The notable uptick in agricultural production has kept market prices under pressure over the past few months and food processors continue to benefit from this improvement - Wandile Sihlobo, Agbiz economist
The notable uptick in agricultural production has kept market prices under pressure over the past few months and food processors continue to benefit from this improvement. Data released this morning showed that South Africa’s food producer price inflation slowed to 6.4% y/y in April 2017 from 6.9% in March 2017. The fall in the producer price index is set to provide some relief for consumers over the coming months, as lower producer prices are transmitted to the retail and consumption end of the food chain.
The slowing trend in food producer inflation is largely attributed to an 82% recovery in agricultural production, with a total production of summer grains and oilseeds increasing to 16.9 million tonnes. The deceleration in food producer inflation was expected given the fall in agricultural commodity prices. White maize spot price currently trades at levels around R1 781 tonnes, which is 65% lower than the same period last year. Yellow maize spot price is trading at levels around R1 868 per tonne, which is 48% lower than the same period last year. Soybean spot price is at a level around R4 524 per tonne, which is a 37% annual decline. Sunflower seed spot price is trading around R4 732 per tonne, down by 32% from a corresponding period last year.

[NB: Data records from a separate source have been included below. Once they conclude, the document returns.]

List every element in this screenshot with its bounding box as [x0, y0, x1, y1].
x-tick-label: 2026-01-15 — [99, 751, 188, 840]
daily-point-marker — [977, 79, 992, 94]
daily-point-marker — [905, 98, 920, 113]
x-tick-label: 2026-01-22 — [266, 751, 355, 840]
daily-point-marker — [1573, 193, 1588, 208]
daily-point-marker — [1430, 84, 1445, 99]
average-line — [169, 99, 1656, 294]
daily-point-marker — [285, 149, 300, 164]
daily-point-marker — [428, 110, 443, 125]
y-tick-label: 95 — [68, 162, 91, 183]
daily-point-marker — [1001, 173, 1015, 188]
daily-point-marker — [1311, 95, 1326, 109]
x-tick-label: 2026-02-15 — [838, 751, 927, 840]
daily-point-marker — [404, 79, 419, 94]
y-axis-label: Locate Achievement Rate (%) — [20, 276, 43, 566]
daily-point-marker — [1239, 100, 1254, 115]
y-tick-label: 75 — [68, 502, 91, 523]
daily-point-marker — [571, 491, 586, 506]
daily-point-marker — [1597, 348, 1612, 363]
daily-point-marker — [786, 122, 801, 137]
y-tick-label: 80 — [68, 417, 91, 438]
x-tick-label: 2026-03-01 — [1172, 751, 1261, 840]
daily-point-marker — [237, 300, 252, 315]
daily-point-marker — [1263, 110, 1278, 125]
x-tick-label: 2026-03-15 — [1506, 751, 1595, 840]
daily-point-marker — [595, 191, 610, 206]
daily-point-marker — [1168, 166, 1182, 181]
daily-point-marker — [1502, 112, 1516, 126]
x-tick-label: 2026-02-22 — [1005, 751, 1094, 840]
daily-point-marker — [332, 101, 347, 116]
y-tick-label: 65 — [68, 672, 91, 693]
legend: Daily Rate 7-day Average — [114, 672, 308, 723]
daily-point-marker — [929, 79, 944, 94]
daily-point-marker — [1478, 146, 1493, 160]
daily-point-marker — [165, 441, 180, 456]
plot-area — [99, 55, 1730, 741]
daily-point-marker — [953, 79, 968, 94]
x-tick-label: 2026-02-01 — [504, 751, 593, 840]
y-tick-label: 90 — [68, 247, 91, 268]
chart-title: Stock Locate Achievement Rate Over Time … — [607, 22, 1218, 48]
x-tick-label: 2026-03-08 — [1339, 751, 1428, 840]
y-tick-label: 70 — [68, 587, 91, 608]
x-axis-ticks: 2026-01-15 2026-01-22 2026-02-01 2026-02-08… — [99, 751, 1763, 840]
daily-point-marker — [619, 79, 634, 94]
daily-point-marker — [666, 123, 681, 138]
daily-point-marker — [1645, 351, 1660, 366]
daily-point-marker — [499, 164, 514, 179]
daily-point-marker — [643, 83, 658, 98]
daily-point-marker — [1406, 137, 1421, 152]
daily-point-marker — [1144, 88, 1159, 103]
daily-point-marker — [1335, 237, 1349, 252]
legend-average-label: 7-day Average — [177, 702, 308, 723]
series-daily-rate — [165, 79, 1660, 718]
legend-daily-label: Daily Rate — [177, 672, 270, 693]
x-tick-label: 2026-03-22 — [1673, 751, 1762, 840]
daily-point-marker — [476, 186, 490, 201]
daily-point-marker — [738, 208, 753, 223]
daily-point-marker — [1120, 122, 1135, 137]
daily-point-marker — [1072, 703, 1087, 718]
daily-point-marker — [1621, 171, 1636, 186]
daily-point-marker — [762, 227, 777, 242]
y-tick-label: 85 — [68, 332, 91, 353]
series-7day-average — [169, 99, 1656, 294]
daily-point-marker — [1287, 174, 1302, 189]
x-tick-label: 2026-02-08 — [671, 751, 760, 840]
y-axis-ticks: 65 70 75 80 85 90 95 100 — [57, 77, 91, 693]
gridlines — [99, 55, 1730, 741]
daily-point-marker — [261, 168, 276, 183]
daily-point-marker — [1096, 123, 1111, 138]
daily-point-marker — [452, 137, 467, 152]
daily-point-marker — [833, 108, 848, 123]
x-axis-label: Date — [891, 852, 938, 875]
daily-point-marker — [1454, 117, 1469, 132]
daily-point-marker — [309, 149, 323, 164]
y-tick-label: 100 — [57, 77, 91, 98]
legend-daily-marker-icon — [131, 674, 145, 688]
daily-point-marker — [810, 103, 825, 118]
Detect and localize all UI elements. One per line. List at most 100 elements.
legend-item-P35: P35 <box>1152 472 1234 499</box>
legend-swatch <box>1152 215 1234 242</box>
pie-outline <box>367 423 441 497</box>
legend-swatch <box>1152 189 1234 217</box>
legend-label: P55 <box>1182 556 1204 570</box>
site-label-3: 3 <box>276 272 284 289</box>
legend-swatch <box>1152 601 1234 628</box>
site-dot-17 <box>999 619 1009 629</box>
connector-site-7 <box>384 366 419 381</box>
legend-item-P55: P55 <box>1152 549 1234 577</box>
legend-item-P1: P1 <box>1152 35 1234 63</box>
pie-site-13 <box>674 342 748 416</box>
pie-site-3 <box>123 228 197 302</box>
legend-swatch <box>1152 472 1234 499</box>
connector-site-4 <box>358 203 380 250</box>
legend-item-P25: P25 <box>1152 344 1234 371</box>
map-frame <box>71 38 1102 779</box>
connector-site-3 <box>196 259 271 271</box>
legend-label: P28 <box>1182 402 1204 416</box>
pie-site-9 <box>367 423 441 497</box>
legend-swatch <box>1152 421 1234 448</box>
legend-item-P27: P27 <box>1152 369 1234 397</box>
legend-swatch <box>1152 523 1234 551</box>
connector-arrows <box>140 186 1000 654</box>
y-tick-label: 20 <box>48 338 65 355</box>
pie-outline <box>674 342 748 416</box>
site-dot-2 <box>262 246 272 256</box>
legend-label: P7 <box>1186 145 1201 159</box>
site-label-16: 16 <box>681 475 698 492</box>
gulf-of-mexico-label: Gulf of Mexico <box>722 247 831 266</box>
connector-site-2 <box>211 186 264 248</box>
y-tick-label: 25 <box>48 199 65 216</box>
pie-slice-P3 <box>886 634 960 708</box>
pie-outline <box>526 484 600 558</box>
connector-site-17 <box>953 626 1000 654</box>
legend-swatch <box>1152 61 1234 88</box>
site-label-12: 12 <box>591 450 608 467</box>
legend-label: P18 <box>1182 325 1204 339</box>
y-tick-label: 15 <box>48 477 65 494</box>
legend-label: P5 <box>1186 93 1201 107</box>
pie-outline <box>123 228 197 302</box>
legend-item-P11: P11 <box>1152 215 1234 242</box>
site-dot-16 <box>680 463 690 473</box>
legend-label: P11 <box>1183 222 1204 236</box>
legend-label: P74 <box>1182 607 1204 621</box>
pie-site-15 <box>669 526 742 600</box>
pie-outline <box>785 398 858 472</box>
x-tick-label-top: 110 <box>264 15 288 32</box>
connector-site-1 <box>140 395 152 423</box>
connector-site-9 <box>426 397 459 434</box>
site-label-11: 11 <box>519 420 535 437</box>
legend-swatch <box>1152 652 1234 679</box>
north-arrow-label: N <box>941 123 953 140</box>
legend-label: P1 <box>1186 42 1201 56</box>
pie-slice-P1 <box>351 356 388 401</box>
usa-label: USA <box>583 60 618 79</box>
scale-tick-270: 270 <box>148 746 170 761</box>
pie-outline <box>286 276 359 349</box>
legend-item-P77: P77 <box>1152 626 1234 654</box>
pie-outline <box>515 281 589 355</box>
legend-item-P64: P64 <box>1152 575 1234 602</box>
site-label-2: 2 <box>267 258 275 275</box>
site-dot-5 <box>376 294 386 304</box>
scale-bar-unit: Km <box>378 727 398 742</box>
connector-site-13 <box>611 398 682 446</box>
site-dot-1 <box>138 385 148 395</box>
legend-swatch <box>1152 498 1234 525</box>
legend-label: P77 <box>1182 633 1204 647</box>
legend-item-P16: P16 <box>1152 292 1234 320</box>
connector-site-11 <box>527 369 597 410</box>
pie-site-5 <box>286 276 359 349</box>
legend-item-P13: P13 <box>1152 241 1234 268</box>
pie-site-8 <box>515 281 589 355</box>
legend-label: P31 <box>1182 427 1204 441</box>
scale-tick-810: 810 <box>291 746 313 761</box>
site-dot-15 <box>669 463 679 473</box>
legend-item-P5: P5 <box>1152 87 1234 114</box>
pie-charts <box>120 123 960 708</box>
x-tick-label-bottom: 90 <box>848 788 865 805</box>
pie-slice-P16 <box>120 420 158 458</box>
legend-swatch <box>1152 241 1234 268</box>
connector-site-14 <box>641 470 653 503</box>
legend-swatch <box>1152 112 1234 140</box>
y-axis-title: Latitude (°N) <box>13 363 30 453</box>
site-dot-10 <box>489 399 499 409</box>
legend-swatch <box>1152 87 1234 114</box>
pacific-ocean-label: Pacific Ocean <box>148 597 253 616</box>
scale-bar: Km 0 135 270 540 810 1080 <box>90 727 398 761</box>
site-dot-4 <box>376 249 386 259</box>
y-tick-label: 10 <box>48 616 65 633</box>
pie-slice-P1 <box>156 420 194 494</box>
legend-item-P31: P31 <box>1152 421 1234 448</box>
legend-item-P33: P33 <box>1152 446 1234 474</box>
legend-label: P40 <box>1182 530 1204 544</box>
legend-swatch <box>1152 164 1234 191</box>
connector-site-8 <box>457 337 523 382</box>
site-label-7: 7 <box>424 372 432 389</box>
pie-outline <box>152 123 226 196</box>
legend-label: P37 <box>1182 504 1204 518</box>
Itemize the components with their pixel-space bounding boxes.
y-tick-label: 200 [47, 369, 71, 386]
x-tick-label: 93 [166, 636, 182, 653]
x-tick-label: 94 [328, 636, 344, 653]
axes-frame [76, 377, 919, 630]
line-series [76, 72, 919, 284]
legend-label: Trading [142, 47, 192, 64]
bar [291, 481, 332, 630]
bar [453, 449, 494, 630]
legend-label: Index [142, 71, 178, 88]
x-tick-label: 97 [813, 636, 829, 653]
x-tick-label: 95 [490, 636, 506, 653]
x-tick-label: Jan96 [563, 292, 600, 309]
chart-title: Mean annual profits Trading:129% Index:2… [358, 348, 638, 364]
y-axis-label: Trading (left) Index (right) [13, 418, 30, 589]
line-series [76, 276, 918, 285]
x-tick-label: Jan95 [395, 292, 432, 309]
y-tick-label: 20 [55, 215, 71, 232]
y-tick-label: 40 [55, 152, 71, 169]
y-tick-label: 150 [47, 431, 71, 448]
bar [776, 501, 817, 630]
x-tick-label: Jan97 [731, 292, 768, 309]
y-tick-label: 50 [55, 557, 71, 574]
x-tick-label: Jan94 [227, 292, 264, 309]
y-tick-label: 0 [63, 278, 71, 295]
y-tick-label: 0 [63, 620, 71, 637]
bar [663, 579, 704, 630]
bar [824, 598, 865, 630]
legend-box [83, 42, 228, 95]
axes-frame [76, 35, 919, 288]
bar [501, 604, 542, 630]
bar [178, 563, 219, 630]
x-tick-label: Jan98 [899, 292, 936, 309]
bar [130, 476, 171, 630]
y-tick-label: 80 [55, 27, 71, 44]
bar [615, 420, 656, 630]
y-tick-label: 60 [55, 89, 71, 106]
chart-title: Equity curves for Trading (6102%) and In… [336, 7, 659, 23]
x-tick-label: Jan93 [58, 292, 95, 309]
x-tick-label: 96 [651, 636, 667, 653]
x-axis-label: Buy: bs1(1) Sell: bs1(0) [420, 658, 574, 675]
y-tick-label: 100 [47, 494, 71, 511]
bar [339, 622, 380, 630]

We expect the overall food producer inflation to decelerate further over the coming months on the back of lower prices for grains, oilseeds and vegetables. Meat inflation, which saw an uptick in April 2017, could move sideways, as indications show that beef supply seems to be normalising and not slowing at the rate that was initially expected earlier this year. For example, farmers slaughtered 238 097 head of cattle in March 2017, which is an 18% increase from the previous month, but 6% lower than March 2016. Chicken supply could also improve as local production recovers due to lower feed costs, with imports remaining on the high side (see SA’s annual food inflation falls to the lowest level in 18 months, 24 May 2017).